HiPERiSM - High Performance Algorism Consulting
HCTR-2004-3: Compiler Performance 10
COMPARING COMPILERS ON INTEL™ PENTIUM 3 and PENTIUM 4 PROCESSORS WITH THE POM FLOATING POINT ALGORITHM
HiPERiSM Consulting, LLC.
This is part of a series of reports on a project to evaluate industry standard fortran 90/95 compilers for IA-32 Linux™ commodity platforms. This report shows results, in a side-by-side comparison for each compiler, for the Intel™ Pentium 3 (P3) and Pentium 4 Xeon (P4) processors for the Princeton Ocean Model.
2.0 CHOICE OF HARDWARE AND OPERATING SYSTEM
Results for the wall clock time are compared for benchmarks compiled using four different Fortran compilers with the Linux™ operating system and one with Windows 2000 (because the Linux™ version was not yet installed). For this project benchmarks were executed in serial mode on a dual processor Intel™ Pentium III (256KB L2 cache) and a dual processor Pentium 4 Xeon 3.06GHz (1MB L3 cache). These architectures offers Streaming Single-Instruction-Multiple-Data Extensions (with version 2, SSE2, for the Xeon). This enables vectorization of loops operating on multiple elements in a data set with a single operation. Where compilers specifically enable SSE/SSE2 it has been tested.
3.0 CHOICE OF COMPILERS
The choice of compilers for Linux™ IA-32 platforms now includes several vendor-supported products. The importance of this category is that vendor products have technical support and undergo continuous development with ports to new architectures as they arrive in the marketplace. The four compilers chosen in this survey are described separately in the following sections and compiler switches used in the benchmarks are also discussed. However, it is noted here that while all compilers offer a switch to target the Pentium 4, only three (Intel, Lahey, and Portland) offer a specific SSE/SSE2 option (see also notes below).
Absoft f77 and f90/f95 are the Fortran compilers included in the Absoft Pro Fortran™ 8.0 package for Linux™ offered by the Absoft Corporation (http://www.absoft.com). The f90/f95 version has a Cray front-end and resulted from a five-year collaboration with Cray Research. With this compiler use of the –O3 compiler switch enables automatic architecture detection and selection of the Pentium 3 or 4 instruction set.

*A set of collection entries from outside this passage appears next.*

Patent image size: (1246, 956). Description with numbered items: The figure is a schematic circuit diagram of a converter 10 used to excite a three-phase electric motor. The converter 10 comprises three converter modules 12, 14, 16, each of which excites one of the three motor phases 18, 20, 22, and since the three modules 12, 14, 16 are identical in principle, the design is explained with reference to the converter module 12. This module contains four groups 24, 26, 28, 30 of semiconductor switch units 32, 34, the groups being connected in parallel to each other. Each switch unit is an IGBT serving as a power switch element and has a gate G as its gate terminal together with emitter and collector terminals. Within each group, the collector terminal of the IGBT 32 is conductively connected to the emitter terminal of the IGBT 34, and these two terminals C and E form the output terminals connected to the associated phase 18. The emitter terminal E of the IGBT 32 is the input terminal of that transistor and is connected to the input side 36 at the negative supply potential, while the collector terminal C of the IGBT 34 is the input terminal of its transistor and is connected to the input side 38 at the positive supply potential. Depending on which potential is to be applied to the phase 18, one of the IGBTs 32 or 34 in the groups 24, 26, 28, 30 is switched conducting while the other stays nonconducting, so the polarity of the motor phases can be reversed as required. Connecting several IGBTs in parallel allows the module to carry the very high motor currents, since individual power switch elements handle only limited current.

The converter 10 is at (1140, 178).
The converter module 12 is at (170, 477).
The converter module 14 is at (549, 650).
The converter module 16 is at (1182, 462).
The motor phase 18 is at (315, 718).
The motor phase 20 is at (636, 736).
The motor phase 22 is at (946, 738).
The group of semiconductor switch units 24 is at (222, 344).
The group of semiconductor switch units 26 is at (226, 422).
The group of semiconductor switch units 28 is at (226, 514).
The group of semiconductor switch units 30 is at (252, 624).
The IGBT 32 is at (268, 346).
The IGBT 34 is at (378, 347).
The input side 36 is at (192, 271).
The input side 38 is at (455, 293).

The Intel Fortran Compiler version 8.0 targets both Intel IA-32 and IA-64 (Itanium) architectures, but only the former has been used in this project so far. Details on the compiler features are available at HiPERiSM Consulting, LLC’s URL. Code for target architectures is generated with either the –tpp6 (Pentium 3) or –tpp7 (Pentium 4) switch.
The Lahey/Fujitsu Fortran 95 compiler (hereafter Lahey) for Linux™ is available from Lahey Computer Systems, Inc., (http://www.lahey.com). The Express version 5.6 for Microsoft Windows 2000™ was used on the Pentium 3 because it was available from another project for the same hardware. With this compiler use of the –tpp compiler switch enables automatic architecture detection for the P3 only. However, release v7.1 (for Windows) and v6.2 (for Linux) support compiler switches –tp4 and –sse2 to target the Pentium 4 Xeon and the SSE2 instruction set. The v6.2 release and the new switches are studied in this report.
The pgf90™ fortran compiler (Linux™ distribution) from the Portland Group, (http://www.pgroup.com) was used in the CDK 4.0 release where it supports OpenMP, MPI and OpenMP+MPI parallel applications on HiPERiSM’s IA-32 Linux™ cluster. With this compiler use of the –fast compiler switch enables automatic architecture detection. Note that the CDK 5.1 release (not used here) may offer additional performance enhancement of the Pentium 4 Xeon processor with the use of SSE2 options.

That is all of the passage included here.